Read the full article, The Bataclan, Aching To Rock “n” Roll Again After Paris Attack.
DRESDEN EXPLOSIONS
A mosque and a conference center were targeted in two separate explosions late Monday in the eastern German city of Dresden, Deutsche Welle reports. The bombings left no injuries, and came just after an anti-Islam and anti-immigrant PEGIDA demonstration took place in the city.
FORMER MINISTER ARRESTED IN SCANDAL
Brazil’s former Finance Minister Antonio Palocci was arrested yesterday in connection with the country’s long-running corruption scheme at oil giant Petrobras, Folha de S. Paulo reports. Palocci served as finance minister under President Luiz Inacio Lula da Silva, who will also face trial over the Petrobras scandal, and as chief of staff under his successor, President Dilma Ms Rousseff, who was impeached last month for violating budget laws.
— MY GRAND-PERE’S WORLD
Sturdy Sentinel — Saksaywaman, 1996
ALEPPO AIRSTRIKE
The death toll of airstrikes on the eastern neighborhoods of Aleppo has risen to at least 26 civilians, including six children, UK-based monitoring group Syrian Observatory for Human Rights said this morning.
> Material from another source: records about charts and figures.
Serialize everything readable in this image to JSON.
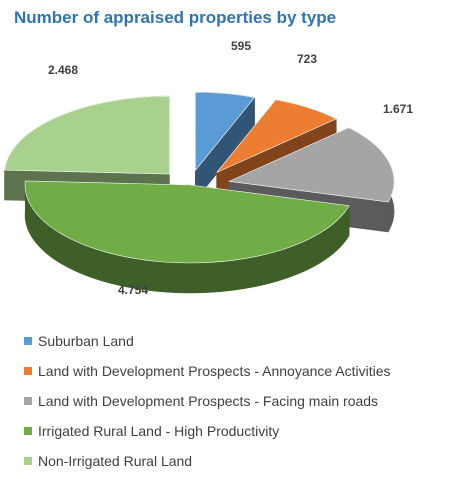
{
  "title": "Number of appraised properties by type",
  "chart_data": {
    "type": "pie",
    "title": "Number of appraised properties by type",
    "categories": [
      "Suburban Land",
      "Land with Development Prospects - Annoyance Activities",
      "Land with Development Prospects - Facing main roads",
      "Irrigated Rural Land - High Productivity",
      "Non-Irrigated Rural Land"
    ],
    "values": [
      595,
      723,
      1671,
      4754,
      2468
    ],
    "data_labels": [
      "595",
      "723",
      "1.671",
      "4.754",
      "2.468"
    ],
    "colors": [
      "#5b9bd5",
      "#ed7d31",
      "#a5a5a5",
      "#70ad47",
      "#a9d18e"
    ],
    "exploded": true,
    "three_d": true,
    "legend_position": "bottom"
  }
}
Though it’s unclear who is behind the attacks, CNN writes that the opposition and the U.S. have blamed such shellings on the Syrian regime and Russian warplanes since a ceasefire was agreed upon earlier this month.
WATER NEAR JUPITER, LIFE ON MARS
NASA’s Hubble Space Telescope may have spotted “water vapor plumes” erupting off the surface of Jupiter’s moon Europa. In other news from the sky, Elon Musk is expected to livestream a speech outlining his ideas for how to establish a livable city on Mars within the next 10 years.
“GODFATHER OF GORE” DIES
Pittsburgh-born horror movie pioneer Herschell Gordon Lewis, whose taste for blood and violence in low-budget films like The Gruesome Twosome, Blood Feast or Two Thousand Maniacs earned him the nickname “godfather of gore,” has died in his sleep at his home in Pompano Beach, Florida. He was 87.
MORE STORIES, EXCLUSIVELY IN ENGLISH BY WORLDCRUNCH
- Earth’s Expanding Greenery Has An Unlikely Hero — Süddeutsche Zeitung
- Water Is The New Oil — The Rising Threat Of “Blue Gold” Wars — Les Echos
- Cuzco, A Living Ode To Peru’s Pre-Colonial Past — El Espectador
WELCOME TO KIDNEYWORLD
A urologist and professor emeritus at Michigan State has demonstrated that going on rollercoasters could help people pass kidney stones.